In the face of utter inaction by Congress, states have a duty to enact and enforce laws that protect people from gun violence. If Washington won’t use its power to get these guns off our streets, we will. Not only do we have the legal authority to do so, we have a moral obligation to do so.

Gun stores statewide saw upticks in sales of military-style firearms after Healy's announcement, while many expressed disdain for the increase in gun regulation.

"It’s a political stunt,” Jim Wallace, executive director of the Gun Owners Action League, told the Globe. "Unfortunately, it’s a political stunt with a lot of ramifications that we’re trying to figure out and trying [to] work through. [...] We’ve understood the rules for almost 20 years now, and now we have one person who has come in, unilaterally, and said those are not the rules anymore."

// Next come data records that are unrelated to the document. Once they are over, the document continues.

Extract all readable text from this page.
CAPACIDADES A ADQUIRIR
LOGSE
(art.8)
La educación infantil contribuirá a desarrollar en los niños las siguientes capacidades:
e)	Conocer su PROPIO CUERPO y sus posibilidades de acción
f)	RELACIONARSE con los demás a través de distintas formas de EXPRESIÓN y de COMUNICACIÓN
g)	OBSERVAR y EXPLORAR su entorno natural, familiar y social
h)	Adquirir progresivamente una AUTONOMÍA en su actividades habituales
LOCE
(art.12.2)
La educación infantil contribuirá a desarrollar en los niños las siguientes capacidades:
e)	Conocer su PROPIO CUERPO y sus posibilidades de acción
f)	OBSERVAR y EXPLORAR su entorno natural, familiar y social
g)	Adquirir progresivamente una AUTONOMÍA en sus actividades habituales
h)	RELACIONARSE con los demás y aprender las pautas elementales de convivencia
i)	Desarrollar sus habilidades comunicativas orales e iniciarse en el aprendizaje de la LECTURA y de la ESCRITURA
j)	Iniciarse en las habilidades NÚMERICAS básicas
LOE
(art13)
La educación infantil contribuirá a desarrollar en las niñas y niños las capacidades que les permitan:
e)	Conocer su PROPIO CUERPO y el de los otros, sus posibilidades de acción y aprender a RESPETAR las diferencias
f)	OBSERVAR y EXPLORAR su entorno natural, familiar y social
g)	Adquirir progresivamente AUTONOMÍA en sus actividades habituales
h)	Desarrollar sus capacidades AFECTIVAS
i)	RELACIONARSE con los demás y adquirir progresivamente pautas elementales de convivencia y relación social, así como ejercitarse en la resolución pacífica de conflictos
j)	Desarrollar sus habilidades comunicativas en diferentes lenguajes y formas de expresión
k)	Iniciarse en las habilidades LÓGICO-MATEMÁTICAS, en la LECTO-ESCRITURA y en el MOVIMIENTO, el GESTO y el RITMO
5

One Massachusettes gun store owner told the Boston Herald, "It doesn’t seem right. She’s just reinterpreting the statute. I’m sure there will be legal challenges from all angles."

Charles C. W. Cooke of National Review offered a sharp critique of Healy's actions:

Leaving aside how utterly stupid it is for governments to categorize and to prohibit weapons in this manner; ignoring for now that Massachusetts’s strictest-in-the-nation gun-control laws have coincided with an increase in gun crime, against the national trend; and averting our eyes from the fact that Healey is responding to a non-problem (there were literally no murders committed with rifles in her state last year), that the millions of people who live in Massachusetts are allowing their rights to be regulated on-the-fly by a single ill-informed official is utterly astonishing.

With Massachusetts' increased enforcement of its assault weapon ban in the wake of the recent shootings around the country, it will be interesting to see if other states institute similar gun control measures in the coming months.